1907 painting by Wassily Kandinsky

Das Bunte Leben (The Colourful Life) is a tempera-and-gouache painting on canvas by the Russian artist Wassily Kandinsky, made in 1907 during the artist's time in Paris with his former student, partner and fellow artist Gabriele Münter. Until 2023, it was held in the Lenbachhaus in Munich.

==History==
Dutch art collector Emanuel Lewenstein bought the painting immediately after it was finished in 1907. After his death, his widow, Hedwig, loaned it to Stedelijk Museum Amsterdam for safekeeping.

On 3 March 2017, three of his heirs filed suit in New York City against Bayerische Landesbank who believed they properly owned the painting, then valued at $80 million.

The lawsuit claimed that the painting was effectively taken and sold without permission, "The painting was taken from its legitimate owners in 1940 in violation of international law during the period of the Nazi occupation in the Netherlands in furtherance of the Nazi campaign of Jewish genocide". In June 2023, a German restitutions committee ruled in favor of the Lewenstein heirs' case against Bayerische Landesbank, resulting in the return of the painting to the Lewensteins.

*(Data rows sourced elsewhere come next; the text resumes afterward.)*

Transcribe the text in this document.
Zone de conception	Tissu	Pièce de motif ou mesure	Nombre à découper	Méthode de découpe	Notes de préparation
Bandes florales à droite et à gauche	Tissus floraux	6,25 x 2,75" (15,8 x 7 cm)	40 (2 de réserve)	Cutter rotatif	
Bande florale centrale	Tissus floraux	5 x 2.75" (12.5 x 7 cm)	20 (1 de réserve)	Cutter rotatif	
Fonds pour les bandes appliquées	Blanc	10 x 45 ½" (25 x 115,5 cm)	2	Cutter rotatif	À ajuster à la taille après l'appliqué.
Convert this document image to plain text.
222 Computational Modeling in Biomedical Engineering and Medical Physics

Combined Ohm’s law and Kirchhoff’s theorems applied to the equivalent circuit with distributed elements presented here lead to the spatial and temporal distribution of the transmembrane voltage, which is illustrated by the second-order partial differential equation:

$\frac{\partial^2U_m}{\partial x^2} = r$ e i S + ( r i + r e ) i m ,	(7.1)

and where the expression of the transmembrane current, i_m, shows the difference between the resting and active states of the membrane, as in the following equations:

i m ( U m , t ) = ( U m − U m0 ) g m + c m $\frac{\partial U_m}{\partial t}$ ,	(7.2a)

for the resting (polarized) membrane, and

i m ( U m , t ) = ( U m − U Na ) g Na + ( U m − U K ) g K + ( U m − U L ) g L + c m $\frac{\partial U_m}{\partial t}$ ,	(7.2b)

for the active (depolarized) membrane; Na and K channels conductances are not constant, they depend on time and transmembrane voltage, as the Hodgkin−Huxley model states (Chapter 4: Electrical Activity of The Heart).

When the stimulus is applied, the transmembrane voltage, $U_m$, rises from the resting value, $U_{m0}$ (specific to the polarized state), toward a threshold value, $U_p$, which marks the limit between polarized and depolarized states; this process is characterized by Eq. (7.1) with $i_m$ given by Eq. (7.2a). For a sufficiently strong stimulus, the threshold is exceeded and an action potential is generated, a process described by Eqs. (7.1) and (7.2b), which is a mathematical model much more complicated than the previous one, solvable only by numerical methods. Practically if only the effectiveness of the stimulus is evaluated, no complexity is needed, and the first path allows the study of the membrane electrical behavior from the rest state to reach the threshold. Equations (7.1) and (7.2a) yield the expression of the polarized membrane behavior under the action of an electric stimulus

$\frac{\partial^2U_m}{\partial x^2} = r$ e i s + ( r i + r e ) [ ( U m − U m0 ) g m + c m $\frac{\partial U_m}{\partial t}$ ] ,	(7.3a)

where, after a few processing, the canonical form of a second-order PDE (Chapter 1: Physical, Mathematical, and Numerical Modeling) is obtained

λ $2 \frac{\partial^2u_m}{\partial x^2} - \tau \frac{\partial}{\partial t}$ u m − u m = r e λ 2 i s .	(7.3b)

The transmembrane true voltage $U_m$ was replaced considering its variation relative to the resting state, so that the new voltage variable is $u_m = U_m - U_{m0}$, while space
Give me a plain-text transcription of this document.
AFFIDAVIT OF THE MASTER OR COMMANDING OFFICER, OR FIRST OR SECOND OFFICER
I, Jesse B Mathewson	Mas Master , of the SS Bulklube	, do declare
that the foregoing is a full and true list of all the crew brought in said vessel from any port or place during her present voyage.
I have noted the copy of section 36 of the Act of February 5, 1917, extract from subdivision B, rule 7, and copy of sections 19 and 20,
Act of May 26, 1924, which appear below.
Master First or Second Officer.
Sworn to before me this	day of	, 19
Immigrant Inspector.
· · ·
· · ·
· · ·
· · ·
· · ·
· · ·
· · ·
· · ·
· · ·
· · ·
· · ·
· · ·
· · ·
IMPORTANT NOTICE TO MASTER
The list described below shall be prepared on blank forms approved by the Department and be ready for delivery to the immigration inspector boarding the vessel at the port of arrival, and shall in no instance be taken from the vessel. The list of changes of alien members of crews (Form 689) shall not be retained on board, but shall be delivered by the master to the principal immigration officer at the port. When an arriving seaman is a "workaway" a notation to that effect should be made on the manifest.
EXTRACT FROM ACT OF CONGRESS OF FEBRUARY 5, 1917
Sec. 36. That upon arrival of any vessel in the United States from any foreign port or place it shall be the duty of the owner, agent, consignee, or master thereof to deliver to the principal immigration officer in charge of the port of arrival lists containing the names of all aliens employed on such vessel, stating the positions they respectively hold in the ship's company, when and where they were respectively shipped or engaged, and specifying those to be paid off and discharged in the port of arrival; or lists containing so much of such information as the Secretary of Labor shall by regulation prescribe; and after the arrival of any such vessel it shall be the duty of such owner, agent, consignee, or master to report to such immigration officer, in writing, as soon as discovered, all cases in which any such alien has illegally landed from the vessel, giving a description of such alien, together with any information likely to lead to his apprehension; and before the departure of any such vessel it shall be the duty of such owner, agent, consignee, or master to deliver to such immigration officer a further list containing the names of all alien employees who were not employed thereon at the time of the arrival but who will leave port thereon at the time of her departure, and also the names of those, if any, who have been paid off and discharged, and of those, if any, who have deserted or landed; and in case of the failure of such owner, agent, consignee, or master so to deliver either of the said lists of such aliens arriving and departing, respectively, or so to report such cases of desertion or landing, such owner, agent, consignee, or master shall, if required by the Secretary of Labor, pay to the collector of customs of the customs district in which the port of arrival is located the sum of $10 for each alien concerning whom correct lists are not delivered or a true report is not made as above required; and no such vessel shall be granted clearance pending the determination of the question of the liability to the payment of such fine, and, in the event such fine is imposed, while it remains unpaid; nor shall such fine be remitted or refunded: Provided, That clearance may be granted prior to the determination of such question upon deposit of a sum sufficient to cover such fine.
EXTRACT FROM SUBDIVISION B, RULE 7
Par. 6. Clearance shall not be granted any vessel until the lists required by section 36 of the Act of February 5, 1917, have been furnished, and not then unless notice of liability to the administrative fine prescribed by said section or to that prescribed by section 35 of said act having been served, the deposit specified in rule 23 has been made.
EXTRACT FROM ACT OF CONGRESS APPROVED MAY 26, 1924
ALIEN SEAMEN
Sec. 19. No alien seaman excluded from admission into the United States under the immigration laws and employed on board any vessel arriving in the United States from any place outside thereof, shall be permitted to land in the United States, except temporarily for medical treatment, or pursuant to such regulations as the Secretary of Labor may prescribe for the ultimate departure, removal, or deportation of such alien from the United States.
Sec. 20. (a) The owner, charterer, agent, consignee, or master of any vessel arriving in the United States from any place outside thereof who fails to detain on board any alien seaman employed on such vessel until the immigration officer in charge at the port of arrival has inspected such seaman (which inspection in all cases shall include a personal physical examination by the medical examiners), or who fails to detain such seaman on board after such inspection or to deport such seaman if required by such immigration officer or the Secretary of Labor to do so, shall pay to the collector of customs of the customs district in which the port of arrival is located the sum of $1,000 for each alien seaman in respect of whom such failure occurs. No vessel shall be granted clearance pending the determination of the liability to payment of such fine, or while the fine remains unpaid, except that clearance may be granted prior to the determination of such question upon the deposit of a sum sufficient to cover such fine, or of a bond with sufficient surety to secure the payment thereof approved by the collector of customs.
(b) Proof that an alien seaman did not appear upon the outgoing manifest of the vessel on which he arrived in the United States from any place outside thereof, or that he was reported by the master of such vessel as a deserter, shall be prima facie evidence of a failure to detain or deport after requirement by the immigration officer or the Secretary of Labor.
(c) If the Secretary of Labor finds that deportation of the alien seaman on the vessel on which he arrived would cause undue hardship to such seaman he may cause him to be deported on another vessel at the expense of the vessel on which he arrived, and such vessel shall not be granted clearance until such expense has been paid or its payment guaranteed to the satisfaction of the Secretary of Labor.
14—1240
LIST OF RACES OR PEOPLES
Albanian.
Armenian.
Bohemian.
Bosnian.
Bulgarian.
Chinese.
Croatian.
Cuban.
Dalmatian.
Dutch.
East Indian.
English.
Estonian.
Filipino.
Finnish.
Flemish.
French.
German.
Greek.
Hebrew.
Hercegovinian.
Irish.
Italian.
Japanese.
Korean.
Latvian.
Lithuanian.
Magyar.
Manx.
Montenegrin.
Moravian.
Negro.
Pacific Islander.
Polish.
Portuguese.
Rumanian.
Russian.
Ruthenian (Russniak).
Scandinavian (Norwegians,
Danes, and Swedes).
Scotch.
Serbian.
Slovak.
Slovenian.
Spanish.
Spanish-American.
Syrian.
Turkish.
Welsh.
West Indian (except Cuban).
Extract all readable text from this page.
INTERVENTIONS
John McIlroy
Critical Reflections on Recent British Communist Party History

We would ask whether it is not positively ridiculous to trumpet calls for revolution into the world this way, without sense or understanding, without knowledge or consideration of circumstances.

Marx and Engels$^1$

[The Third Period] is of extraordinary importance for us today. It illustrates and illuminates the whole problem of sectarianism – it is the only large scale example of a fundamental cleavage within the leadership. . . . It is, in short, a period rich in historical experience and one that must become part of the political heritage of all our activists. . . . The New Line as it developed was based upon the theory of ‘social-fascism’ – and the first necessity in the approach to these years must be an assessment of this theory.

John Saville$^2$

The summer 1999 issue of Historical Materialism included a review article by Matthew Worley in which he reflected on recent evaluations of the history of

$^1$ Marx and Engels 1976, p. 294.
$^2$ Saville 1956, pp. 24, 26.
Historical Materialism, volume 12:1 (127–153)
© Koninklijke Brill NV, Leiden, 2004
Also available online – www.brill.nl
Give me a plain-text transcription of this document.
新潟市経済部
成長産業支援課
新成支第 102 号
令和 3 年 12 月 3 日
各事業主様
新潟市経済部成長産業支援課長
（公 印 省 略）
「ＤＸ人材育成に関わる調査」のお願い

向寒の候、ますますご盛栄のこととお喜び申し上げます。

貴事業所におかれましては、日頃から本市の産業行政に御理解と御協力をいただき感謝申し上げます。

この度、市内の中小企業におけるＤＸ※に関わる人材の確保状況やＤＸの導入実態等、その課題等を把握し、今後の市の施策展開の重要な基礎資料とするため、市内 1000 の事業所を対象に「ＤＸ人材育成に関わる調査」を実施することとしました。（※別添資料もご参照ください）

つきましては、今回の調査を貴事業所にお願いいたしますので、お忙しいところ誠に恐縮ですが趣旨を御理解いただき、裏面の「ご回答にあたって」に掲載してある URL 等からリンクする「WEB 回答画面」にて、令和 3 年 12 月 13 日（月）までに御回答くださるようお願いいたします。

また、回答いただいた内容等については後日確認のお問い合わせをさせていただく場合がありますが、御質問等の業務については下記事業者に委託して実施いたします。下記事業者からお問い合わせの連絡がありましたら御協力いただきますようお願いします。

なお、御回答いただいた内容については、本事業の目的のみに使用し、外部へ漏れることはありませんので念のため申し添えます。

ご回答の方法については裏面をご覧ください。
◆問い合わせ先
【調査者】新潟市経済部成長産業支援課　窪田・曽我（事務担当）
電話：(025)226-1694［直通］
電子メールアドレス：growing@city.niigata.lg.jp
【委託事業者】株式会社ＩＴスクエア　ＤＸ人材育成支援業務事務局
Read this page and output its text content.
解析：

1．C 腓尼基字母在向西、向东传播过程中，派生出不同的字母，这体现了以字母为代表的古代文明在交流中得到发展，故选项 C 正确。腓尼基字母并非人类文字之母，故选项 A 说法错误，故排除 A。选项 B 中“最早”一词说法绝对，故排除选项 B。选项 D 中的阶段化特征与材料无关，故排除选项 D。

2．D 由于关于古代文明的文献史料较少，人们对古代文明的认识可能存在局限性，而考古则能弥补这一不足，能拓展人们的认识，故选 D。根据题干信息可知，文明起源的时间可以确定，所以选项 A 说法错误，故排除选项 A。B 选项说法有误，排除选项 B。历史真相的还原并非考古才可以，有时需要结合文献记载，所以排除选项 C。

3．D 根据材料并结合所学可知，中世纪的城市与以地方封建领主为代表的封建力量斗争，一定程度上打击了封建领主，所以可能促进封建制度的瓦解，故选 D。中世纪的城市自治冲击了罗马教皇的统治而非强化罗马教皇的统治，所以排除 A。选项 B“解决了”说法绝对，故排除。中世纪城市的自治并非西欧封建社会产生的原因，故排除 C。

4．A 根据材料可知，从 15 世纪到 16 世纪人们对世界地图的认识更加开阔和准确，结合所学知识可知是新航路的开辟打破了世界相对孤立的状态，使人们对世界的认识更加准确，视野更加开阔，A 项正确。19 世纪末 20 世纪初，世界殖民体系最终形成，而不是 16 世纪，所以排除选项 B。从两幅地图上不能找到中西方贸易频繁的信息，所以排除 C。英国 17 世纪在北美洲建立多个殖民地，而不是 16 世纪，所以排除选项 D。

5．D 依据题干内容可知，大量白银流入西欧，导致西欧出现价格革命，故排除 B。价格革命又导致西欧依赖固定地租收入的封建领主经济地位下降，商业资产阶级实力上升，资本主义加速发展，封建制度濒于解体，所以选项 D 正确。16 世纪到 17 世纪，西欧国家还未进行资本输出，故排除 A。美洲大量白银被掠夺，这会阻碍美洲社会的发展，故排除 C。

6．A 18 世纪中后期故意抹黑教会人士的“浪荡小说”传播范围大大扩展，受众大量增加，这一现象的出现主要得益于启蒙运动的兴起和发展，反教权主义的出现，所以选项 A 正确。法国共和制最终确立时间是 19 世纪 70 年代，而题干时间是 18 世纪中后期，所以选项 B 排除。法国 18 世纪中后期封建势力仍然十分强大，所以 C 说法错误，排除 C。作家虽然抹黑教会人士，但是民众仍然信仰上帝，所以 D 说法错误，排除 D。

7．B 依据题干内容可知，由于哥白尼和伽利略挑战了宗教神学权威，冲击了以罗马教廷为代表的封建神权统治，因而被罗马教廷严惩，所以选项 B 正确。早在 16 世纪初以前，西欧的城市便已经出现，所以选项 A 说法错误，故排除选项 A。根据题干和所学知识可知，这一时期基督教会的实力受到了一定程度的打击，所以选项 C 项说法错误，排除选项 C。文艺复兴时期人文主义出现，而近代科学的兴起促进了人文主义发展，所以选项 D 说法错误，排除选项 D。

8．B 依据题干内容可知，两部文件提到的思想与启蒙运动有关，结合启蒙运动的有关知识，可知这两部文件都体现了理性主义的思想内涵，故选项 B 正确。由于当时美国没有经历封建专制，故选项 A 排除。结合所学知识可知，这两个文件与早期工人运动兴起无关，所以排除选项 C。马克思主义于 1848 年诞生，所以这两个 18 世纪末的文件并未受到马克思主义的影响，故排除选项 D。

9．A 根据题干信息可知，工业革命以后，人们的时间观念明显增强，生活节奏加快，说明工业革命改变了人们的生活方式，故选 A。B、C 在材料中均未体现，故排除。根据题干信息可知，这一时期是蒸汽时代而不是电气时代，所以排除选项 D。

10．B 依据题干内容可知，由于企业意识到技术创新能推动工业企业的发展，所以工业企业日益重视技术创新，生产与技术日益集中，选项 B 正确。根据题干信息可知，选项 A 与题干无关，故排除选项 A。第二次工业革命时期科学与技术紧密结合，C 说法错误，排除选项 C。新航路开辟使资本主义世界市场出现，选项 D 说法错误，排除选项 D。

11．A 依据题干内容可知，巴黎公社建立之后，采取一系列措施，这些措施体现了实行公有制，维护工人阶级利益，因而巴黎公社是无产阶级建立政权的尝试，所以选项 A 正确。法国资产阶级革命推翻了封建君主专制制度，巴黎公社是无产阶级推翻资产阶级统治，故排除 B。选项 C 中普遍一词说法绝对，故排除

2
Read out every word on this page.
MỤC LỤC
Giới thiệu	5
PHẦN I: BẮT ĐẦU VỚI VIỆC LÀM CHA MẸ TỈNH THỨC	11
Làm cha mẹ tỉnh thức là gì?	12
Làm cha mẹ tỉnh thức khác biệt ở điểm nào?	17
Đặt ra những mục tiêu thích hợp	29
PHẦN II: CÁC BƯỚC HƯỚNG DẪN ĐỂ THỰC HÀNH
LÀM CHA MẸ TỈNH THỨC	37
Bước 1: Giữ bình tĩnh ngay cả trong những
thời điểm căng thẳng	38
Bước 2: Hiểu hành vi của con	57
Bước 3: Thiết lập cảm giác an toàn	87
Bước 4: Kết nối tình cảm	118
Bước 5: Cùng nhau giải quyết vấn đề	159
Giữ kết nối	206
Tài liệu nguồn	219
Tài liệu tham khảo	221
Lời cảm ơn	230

According to the commission Hedwig Lewenstein, the sole owner after her husband's death, loaned the painting to the Stedelijk Museum in Amsterdam. Under murky circumstance the artwork was "collected" from the museum in 1940 by an art dealer named Abraham Mozes Querido and then auctioned at Frederik Muller & Co, where it was purchased by Salomon B. Slijper. Slijper concealed the painting during the war, and, after his death, his widow sold it, and it ended up in the possession of the Bayerische Landesbank.

in 2023, the German government’s advisory commission on Nazi-looted art recommended it be returned to the Lewenstein family. The work was offered in an auction at Christie's on October 14, 2026, with estimates at over $30 million.